Both provide identical functionality and return standard Playwright browser objects.

### Browser Management
- **Automatic Discovery**: Finds Chrome installations across Windows, macOS, and Linux
- **Smart Installation**: Downloads Chrome for Testing when needed using official Google endpoints
- **Process Management**: Handles Chrome launching with debug port and graceful cleanup
- **Profile Persistence**: Maintains user authentication across sessions

### Configuration System
- **Environment Variables**: `PLAYWRIGHTAUTHOR_*` prefix for all settings
- **State Management**: Caches browser paths and configuration for performance
- **Profile Support**: Multiple named profiles for different use cases

---
## Troubleshooting

### `BrowserManagerError: Could not find Chrome executable...`

This error means that `playwrightauthor` could not find a Chrome executable on your system. You can either install Chrome for Testing using the `npx puppeteer browsers install chrome` command, or install Google Chrome and ensure it is in a common system location.
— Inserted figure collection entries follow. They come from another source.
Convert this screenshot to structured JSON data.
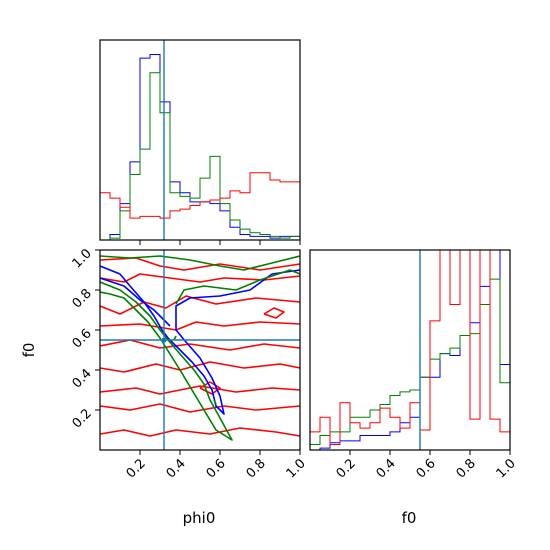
{
  "chart_data": {
    "type": "corner",
    "parameters": [
      "phi0",
      "f0"
    ],
    "axis_labels": {
      "x_left": "phi0",
      "x_right": "f0",
      "y_left": "f0"
    },
    "truths": {
      "phi0": 0.32,
      "f0": 0.55
    },
    "truth_color": "#1f77b4",
    "ticks": {
      "phi0": [
        "0.2",
        "0.4",
        "0.6",
        "0.8",
        "1.0"
      ],
      "f0": [
        "0.2",
        "0.4",
        "0.6",
        "0.8",
        "1.0"
      ]
    },
    "series_colors": [
      "#0000ff",
      "#008000",
      "#ff0000"
    ],
    "hist_phi0": {
      "bins": [
        0.0,
        0.05,
        0.1,
        0.15,
        0.2,
        0.25,
        0.3,
        0.35,
        0.4,
        0.45,
        0.5,
        0.55,
        0.6,
        0.65,
        0.7,
        0.75,
        0.8,
        0.85,
        0.9,
        0.95,
        1.0
      ],
      "series": [
        {
          "color": "#0000ff",
          "values": [
            0.0,
            0.03,
            0.2,
            0.43,
            1.0,
            1.02,
            0.76,
            0.32,
            0.26,
            0.21,
            0.21,
            0.2,
            0.16,
            0.07,
            0.03,
            0.02,
            0.02,
            0.01,
            0.02,
            0.02
          ]
        },
        {
          "color": "#008000",
          "values": [
            0.0,
            0.01,
            0.16,
            0.36,
            0.5,
            0.92,
            0.7,
            0.26,
            0.24,
            0.23,
            0.34,
            0.46,
            0.2,
            0.11,
            0.06,
            0.04,
            0.03,
            0.02,
            0.01,
            0.02
          ]
        },
        {
          "color": "#ff0000",
          "values": [
            0.26,
            0.23,
            0.18,
            0.12,
            0.13,
            0.13,
            0.12,
            0.16,
            0.17,
            0.19,
            0.21,
            0.22,
            0.23,
            0.27,
            0.26,
            0.37,
            0.37,
            0.33,
            0.32,
            0.32
          ]
        }
      ]
    },
    "hist_f0": {
      "bins": [
        0.0,
        0.05,
        0.1,
        0.15,
        0.2,
        0.25,
        0.3,
        0.35,
        0.4,
        0.45,
        0.5,
        0.55,
        0.6,
        0.65,
        0.7,
        0.75,
        0.8,
        0.85,
        0.9,
        0.95,
        1.0
      ],
      "series": [
        {
          "color": "#0000ff",
          "values": [
            0.0,
            0.01,
            0.04,
            0.05,
            0.05,
            0.08,
            0.08,
            0.08,
            0.1,
            0.15,
            0.18,
            0.4,
            0.4,
            0.53,
            0.52,
            0.63,
            0.7,
            0.9,
            1.1,
            0.47
          ]
        },
        {
          "color": "#008000",
          "values": [
            0.03,
            0.08,
            0.1,
            0.1,
            0.18,
            0.18,
            0.22,
            0.25,
            0.3,
            0.32,
            0.33,
            0.4,
            0.5,
            0.53,
            0.56,
            0.63,
            0.64,
            0.8,
            0.94,
            0.37
          ]
        },
        {
          "color": "#ff0000",
          "values": [
            0.1,
            0.18,
            0.03,
            0.26,
            0.15,
            0.12,
            0.15,
            0.23,
            0.18,
            0.12,
            0.26,
            0.11,
            0.71,
            1.1,
            0.8,
            1.2,
            0.17,
            1.2,
            0.17,
            0.1
          ]
        }
      ]
    },
    "scatter_2d": {
      "x": "phi0",
      "y": "f0",
      "xlim": [
        0.0,
        1.0
      ],
      "ylim": [
        0.0,
        1.0
      ],
      "contours": [
        {
          "color": "#ff0000",
          "paths": [
            [
              [
                0.0,
                0.95
              ],
              [
                0.18,
                0.96
              ],
              [
                0.3,
                0.92
              ],
              [
                0.42,
                0.9
              ],
              [
                0.6,
                0.93
              ],
              [
                0.8,
                0.9
              ],
              [
                1.0,
                0.93
              ]
            ],
            [
              [
                0.0,
                0.86
              ],
              [
                0.12,
                0.84
              ],
              [
                0.2,
                0.88
              ],
              [
                0.35,
                0.86
              ],
              [
                0.5,
                0.84
              ],
              [
                0.62,
                0.86
              ],
              [
                0.82,
                0.85
              ],
              [
                1.0,
                0.87
              ]
            ],
            [
              [
                0.0,
                0.72
              ],
              [
                0.1,
                0.68
              ],
              [
                0.22,
                0.74
              ],
              [
                0.33,
                0.71
              ],
              [
                0.43,
                0.77
              ],
              [
                0.58,
                0.73
              ],
              [
                0.78,
                0.76
              ],
              [
                1.0,
                0.74
              ]
            ],
            [
              [
                0.0,
                0.62
              ],
              [
                0.2,
                0.63
              ],
              [
                0.38,
                0.6
              ],
              [
                0.48,
                0.64
              ],
              [
                0.62,
                0.62
              ],
              [
                0.8,
                0.64
              ],
              [
                1.0,
                0.63
              ]
            ],
            [
              [
                0.0,
                0.52
              ],
              [
                0.15,
                0.55
              ],
              [
                0.3,
                0.51
              ],
              [
                0.45,
                0.53
              ],
              [
                0.65,
                0.5
              ],
              [
                0.82,
                0.53
              ],
              [
                1.0,
                0.51
              ]
            ],
            [
              [
                0.0,
                0.41
              ],
              [
                0.12,
                0.39
              ],
              [
                0.28,
                0.43
              ],
              [
                0.4,
                0.4
              ],
              [
                0.55,
                0.44
              ],
              [
                0.72,
                0.41
              ],
              [
                0.9,
                0.43
              ],
              [
                1.0,
                0.41
              ]
            ],
            [
              [
                0.0,
                0.29
              ],
              [
                0.18,
                0.31
              ],
              [
                0.3,
                0.28
              ],
              [
                0.5,
                0.32
              ],
              [
                0.68,
                0.29
              ],
              [
                0.86,
                0.31
              ],
              [
                1.0,
                0.3
              ]
            ],
            [
              [
                0.0,
                0.22
              ],
              [
                0.15,
                0.2
              ],
              [
                0.3,
                0.23
              ],
              [
                0.45,
                0.19
              ],
              [
                0.62,
                0.22
              ],
              [
                0.78,
                0.2
              ],
              [
                1.0,
                0.22
              ]
            ],
            [
              [
                0.0,
                0.08
              ],
              [
                0.12,
                0.1
              ],
              [
                0.25,
                0.07
              ],
              [
                0.38,
                0.1
              ],
              [
                0.55,
                0.08
              ],
              [
                0.7,
                0.11
              ],
              [
                0.88,
                0.09
              ],
              [
                1.0,
                0.07
              ]
            ],
            [
              [
                0.5,
                0.31
              ],
              [
                0.56,
                0.28
              ],
              [
                0.6,
                0.31
              ],
              [
                0.55,
                0.34
              ],
              [
                0.5,
                0.31
              ]
            ],
            [
              [
                0.82,
                0.68
              ],
              [
                0.88,
                0.66
              ],
              [
                0.92,
                0.69
              ],
              [
                0.87,
                0.71
              ],
              [
                0.82,
                0.68
              ]
            ]
          ]
        },
        {
          "color": "#0000ff",
          "paths": [
            [
              [
                0.0,
                0.92
              ],
              [
                0.1,
                0.88
              ],
              [
                0.15,
                0.82
              ],
              [
                0.22,
                0.74
              ],
              [
                0.27,
                0.67
              ],
              [
                0.31,
                0.6
              ],
              [
                0.34,
                0.56
              ],
              [
                0.4,
                0.5
              ],
              [
                0.46,
                0.44
              ],
              [
                0.52,
                0.37
              ],
              [
                0.56,
                0.3
              ],
              [
                0.58,
                0.22
              ],
              [
                0.62,
                0.18
              ],
              [
                0.6,
                0.27
              ],
              [
                0.56,
                0.36
              ],
              [
                0.5,
                0.46
              ],
              [
                0.43,
                0.54
              ],
              [
                0.38,
                0.6
              ],
              [
                0.38,
                0.72
              ],
              [
                0.45,
                0.76
              ],
              [
                0.6,
                0.77
              ],
              [
                0.75,
                0.8
              ],
              [
                0.86,
                0.88
              ],
              [
                1.0,
                0.9
              ]
            ],
            [
              [
                0.0,
                0.86
              ],
              [
                0.12,
                0.82
              ],
              [
                0.2,
                0.75
              ],
              [
                0.27,
                0.7
              ],
              [
                0.35,
                0.62
              ]
            ]
          ]
        },
        {
          "color": "#008000",
          "paths": [
            [
              [
                0.0,
                0.97
              ],
              [
                0.15,
                0.96
              ],
              [
                0.3,
                0.97
              ],
              [
                0.45,
                0.95
              ],
              [
                0.6,
                0.92
              ],
              [
                0.72,
                0.9
              ],
              [
                0.88,
                0.94
              ],
              [
                1.0,
                0.97
              ]
            ],
            [
              [
                0.0,
                0.84
              ],
              [
                0.1,
                0.8
              ],
              [
                0.18,
                0.74
              ],
              [
                0.25,
                0.67
              ],
              [
                0.3,
                0.6
              ],
              [
                0.34,
                0.55
              ],
              [
                0.4,
                0.48
              ],
              [
                0.47,
                0.4
              ],
              [
                0.52,
                0.33
              ],
              [
                0.55,
                0.25
              ],
              [
                0.6,
                0.16
              ],
              [
                0.66,
                0.05
              ],
              [
                0.58,
                0.1
              ],
              [
                0.52,
                0.2
              ],
              [
                0.46,
                0.3
              ],
              [
                0.4,
                0.4
              ],
              [
                0.35,
                0.48
              ],
              [
                0.3,
                0.56
              ],
              [
                0.24,
                0.64
              ],
              [
                0.18,
                0.7
              ],
              [
                0.12,
                0.76
              ],
              [
                0.05,
                0.78
              ],
              [
                0.0,
                0.79
              ]
            ],
            [
              [
                0.38,
                0.73
              ],
              [
                0.42,
                0.8
              ],
              [
                0.52,
                0.82
              ],
              [
                0.68,
                0.8
              ],
              [
                0.8,
                0.85
              ],
              [
                0.95,
                0.9
              ],
              [
                1.0,
                0.88
              ]
            ],
            [
              [
                0.57,
                0.25
              ],
              [
                0.58,
                0.23
              ]
            ],
            [
              [
                0.37,
                0.55
              ],
              [
                0.38,
                0.57
              ]
            ]
          ]
        }
      ]
    }
  }
}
### `playwright._impl._api_types.Error: Target page, context or browser has been closed`

This error usually means that the browser was closed while your script was running. This can happen if you manually close the browser window, or if the browser crashes. If you are running into this issue, you can try running your script with the `--verbose` flag to get more information.

---

## Contributing

Pull‑requests are welcome! Please follow the **General Coding Principles** in the main `README.md`, keep every file’s `this_file` header accurate, and end each session with a short *“Wait, but”* reflection in your PR description.

---

## License

MIT – *see* `LICENSE`.

---

Wait, but…

**Reflection & tiny refinements**

* Refocused the entire project from a specific scraper to a general-purpose Playwright convenience library.
* The core API is now class-based (`Browser`, `AsyncBrowser`) for a more Pythonic feel.
* Updated the file layout (`author.py`) and CLI (`status` command) to match the new scope.
* Generalized the onboarding HTML to be site-agnostic.
* Ensured all snippets and explanations align with the new vision of providing a zero-setup, authenticated browser.